Les Spilliaert continueront d’ailleurs à régulièrement changer de domicile, même pendant la guerre. En mai 1940, Ostende est la proie d’un bombardement allemand. Le quartier autour de la rue de la Chapelle [Kapellestraat] est durement touché. Non seulement la maison parentale de Spilliaert est détruite, mais aussi l’hôtel de ville, qui abrite des œuvres d’Ensor, de Khnopff, de Spilliaert, et d’autres.

Malgré sa santé précaire et la guerre, Spilliaert réalise de nouvelles œuvres au-delà de ses 60 ans. Pierre Vandervoort le félicite depuis Ostende, « sinistre - Le littoral sinistre »1, selon cet ami architecte. Avant cela, Spilliaert a écrit : « La guerre finie tout revivra merveilleusement entre deux vagues. »2 Entre-temps, l’artiste lit avec ferveur les journaux intimes d’Eugène Delacroix.

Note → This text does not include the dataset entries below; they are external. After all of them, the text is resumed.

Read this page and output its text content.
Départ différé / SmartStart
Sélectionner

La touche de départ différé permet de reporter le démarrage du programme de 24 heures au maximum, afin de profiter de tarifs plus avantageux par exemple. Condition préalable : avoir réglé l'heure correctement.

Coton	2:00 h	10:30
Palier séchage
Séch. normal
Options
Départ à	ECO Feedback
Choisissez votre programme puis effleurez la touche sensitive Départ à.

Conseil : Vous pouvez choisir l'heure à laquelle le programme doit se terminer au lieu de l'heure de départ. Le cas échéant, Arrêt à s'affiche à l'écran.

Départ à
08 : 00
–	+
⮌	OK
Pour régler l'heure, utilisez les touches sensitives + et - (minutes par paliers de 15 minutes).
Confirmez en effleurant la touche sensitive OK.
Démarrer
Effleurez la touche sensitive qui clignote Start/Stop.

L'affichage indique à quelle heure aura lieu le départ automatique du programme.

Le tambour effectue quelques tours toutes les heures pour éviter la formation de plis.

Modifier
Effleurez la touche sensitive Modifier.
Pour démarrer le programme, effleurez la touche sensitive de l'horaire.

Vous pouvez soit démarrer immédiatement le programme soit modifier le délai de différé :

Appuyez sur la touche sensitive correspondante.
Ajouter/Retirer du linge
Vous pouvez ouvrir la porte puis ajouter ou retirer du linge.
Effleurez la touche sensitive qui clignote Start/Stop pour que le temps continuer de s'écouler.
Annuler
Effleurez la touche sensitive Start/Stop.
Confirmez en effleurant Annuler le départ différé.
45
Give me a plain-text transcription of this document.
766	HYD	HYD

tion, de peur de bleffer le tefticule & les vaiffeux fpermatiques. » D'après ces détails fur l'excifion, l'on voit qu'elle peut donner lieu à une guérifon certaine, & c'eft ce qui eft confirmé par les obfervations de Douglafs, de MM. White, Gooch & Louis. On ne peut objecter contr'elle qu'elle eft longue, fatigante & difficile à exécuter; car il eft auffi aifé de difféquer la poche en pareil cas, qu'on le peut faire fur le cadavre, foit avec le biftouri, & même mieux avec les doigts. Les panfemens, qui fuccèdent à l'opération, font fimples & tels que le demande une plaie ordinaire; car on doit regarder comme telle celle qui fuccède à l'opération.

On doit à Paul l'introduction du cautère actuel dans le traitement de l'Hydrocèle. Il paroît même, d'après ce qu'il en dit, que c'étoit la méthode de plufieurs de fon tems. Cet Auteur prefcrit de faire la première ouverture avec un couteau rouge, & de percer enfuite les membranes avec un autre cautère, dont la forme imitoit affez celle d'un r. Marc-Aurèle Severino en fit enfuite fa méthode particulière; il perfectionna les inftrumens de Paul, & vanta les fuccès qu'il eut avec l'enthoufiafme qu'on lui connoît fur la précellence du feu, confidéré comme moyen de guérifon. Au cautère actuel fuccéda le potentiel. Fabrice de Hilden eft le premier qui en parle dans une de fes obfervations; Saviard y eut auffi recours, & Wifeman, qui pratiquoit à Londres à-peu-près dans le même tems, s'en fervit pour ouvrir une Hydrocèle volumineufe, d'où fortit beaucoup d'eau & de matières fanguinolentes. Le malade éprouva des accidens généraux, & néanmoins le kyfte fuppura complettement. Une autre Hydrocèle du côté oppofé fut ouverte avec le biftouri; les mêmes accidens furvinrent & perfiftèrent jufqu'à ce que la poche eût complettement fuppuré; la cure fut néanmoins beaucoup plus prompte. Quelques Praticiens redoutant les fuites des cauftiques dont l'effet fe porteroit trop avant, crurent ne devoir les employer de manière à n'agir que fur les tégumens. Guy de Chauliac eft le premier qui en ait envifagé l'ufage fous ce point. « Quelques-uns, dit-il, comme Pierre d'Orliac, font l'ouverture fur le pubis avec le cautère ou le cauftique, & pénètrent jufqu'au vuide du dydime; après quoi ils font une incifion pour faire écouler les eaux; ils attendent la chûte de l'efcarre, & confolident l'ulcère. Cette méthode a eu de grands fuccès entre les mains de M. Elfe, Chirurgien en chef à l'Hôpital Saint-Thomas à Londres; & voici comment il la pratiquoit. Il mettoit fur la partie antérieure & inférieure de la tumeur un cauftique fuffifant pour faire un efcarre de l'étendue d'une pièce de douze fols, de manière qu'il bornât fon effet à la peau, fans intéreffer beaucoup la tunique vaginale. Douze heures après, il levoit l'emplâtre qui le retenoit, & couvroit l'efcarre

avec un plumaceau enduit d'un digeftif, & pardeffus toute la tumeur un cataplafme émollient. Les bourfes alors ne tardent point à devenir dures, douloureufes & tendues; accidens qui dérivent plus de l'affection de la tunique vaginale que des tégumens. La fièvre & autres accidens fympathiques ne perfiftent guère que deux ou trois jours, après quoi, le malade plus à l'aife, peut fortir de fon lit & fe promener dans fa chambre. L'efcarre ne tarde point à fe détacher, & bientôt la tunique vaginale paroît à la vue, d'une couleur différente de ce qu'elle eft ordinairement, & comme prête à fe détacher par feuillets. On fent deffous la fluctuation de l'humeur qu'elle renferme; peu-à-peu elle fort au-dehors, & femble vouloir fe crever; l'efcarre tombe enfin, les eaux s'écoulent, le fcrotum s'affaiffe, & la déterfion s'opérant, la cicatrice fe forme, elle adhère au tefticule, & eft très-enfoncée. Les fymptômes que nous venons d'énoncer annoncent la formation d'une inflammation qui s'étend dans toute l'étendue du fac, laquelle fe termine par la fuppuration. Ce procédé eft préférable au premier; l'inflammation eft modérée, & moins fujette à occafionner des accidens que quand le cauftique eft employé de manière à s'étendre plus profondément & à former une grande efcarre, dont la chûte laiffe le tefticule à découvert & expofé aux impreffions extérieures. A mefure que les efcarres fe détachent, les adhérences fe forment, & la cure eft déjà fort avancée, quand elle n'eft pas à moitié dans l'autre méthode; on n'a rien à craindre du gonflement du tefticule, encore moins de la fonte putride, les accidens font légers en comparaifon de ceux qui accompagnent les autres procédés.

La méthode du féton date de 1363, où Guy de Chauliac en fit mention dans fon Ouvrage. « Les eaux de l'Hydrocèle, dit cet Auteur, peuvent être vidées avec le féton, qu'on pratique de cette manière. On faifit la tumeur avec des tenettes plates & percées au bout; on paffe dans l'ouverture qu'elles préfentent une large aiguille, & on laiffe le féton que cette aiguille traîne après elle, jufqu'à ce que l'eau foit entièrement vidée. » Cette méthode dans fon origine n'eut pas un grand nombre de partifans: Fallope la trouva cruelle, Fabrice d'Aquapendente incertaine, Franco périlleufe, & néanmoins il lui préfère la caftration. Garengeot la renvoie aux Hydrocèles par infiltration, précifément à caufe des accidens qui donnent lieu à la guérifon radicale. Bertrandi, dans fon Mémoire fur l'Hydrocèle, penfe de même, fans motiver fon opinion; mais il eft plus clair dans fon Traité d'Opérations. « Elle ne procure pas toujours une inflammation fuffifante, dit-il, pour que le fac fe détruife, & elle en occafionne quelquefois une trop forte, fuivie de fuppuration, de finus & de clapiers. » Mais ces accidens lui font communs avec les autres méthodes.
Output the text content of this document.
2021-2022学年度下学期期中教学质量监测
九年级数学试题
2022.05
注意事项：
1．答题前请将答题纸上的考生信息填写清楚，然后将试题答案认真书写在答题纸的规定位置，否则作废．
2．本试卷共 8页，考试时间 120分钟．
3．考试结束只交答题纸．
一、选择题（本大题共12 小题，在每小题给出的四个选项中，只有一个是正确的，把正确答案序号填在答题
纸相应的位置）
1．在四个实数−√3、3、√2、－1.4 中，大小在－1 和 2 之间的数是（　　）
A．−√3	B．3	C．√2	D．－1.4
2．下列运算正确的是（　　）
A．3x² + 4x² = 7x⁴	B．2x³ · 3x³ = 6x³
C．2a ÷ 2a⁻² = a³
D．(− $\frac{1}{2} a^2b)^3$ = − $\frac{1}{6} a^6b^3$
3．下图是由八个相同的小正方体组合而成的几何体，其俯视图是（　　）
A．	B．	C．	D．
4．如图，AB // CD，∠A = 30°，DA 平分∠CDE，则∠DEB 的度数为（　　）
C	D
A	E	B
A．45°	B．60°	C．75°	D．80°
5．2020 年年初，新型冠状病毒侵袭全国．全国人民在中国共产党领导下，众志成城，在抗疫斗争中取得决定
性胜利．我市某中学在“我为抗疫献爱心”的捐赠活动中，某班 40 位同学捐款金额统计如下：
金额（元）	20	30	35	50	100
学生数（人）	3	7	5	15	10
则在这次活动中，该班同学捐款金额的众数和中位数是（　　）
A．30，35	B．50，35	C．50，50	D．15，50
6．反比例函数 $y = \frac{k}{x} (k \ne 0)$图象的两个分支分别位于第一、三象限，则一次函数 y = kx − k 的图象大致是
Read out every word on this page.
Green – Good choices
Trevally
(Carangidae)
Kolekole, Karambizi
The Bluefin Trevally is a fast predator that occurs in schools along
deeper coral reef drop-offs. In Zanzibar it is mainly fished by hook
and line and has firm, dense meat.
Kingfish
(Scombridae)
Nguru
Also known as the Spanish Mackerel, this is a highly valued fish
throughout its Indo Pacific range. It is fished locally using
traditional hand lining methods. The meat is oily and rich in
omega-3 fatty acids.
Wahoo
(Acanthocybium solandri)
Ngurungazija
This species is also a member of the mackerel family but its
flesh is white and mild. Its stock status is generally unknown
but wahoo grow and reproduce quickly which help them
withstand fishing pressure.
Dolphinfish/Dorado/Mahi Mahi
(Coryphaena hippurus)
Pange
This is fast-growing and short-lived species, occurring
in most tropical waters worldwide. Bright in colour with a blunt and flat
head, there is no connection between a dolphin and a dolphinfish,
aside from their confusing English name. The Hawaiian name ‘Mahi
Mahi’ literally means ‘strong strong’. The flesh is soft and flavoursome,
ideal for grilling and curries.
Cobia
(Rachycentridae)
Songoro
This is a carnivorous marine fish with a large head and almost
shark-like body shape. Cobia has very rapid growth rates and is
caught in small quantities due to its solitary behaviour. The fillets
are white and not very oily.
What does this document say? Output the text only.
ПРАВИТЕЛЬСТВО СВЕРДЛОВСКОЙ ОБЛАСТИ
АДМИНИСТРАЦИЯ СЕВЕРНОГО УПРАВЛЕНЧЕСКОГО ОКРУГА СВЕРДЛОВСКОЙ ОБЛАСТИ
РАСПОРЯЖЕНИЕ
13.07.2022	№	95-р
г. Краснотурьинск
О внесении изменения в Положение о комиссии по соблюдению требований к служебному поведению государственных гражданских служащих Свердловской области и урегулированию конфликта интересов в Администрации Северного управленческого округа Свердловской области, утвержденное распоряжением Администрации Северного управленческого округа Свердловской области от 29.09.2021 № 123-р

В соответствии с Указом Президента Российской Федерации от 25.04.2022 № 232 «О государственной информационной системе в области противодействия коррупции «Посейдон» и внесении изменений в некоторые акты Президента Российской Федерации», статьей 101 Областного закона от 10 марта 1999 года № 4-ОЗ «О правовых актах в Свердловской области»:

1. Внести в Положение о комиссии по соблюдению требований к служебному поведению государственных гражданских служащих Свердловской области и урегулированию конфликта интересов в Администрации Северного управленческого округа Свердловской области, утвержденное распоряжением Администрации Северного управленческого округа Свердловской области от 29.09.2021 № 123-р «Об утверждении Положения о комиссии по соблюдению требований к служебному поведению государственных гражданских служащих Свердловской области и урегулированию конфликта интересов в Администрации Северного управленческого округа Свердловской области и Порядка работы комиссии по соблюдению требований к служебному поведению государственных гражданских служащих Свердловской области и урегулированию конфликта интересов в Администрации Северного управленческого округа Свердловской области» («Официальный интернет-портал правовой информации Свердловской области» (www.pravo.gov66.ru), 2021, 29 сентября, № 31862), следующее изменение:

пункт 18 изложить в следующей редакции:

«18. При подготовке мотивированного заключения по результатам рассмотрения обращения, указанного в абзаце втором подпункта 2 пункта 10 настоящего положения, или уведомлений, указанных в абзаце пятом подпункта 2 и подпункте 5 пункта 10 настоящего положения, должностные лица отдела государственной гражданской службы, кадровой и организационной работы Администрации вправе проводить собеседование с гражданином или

Dans les œuvres que Spilliaert réalise au cours des dix dernières années de sa vie, le motif des arbres prédomine. Tantôt, des troncs à répétition comme une vue de forêt énigmatique, tantôt des branches qui se détachent sur le ciel comme des lignes calligraphiques, dans un cadrage qui les déconnecte de leurs troncs et de leurs racines.

Spilliaert développe également une nouvelle technique de plume. Patiemment, il trace des hachures et des formes géométriques sur sa feuille à l’aide de centaines de brefs petits traits de crayon. Des paysages comme le parc de Wolvendael ne cessent de le fasciner. À partir de 1944, il applique presque exclusivement cette technique, que ce soit pour dessiner ses arbres ou certaines vues d’Ostende, sur fond d’aquarelle légère.3 En mai 1944, vers la fin de la guerre, il expose de multiples compositions d’arbres au Palais des Beaux-Arts.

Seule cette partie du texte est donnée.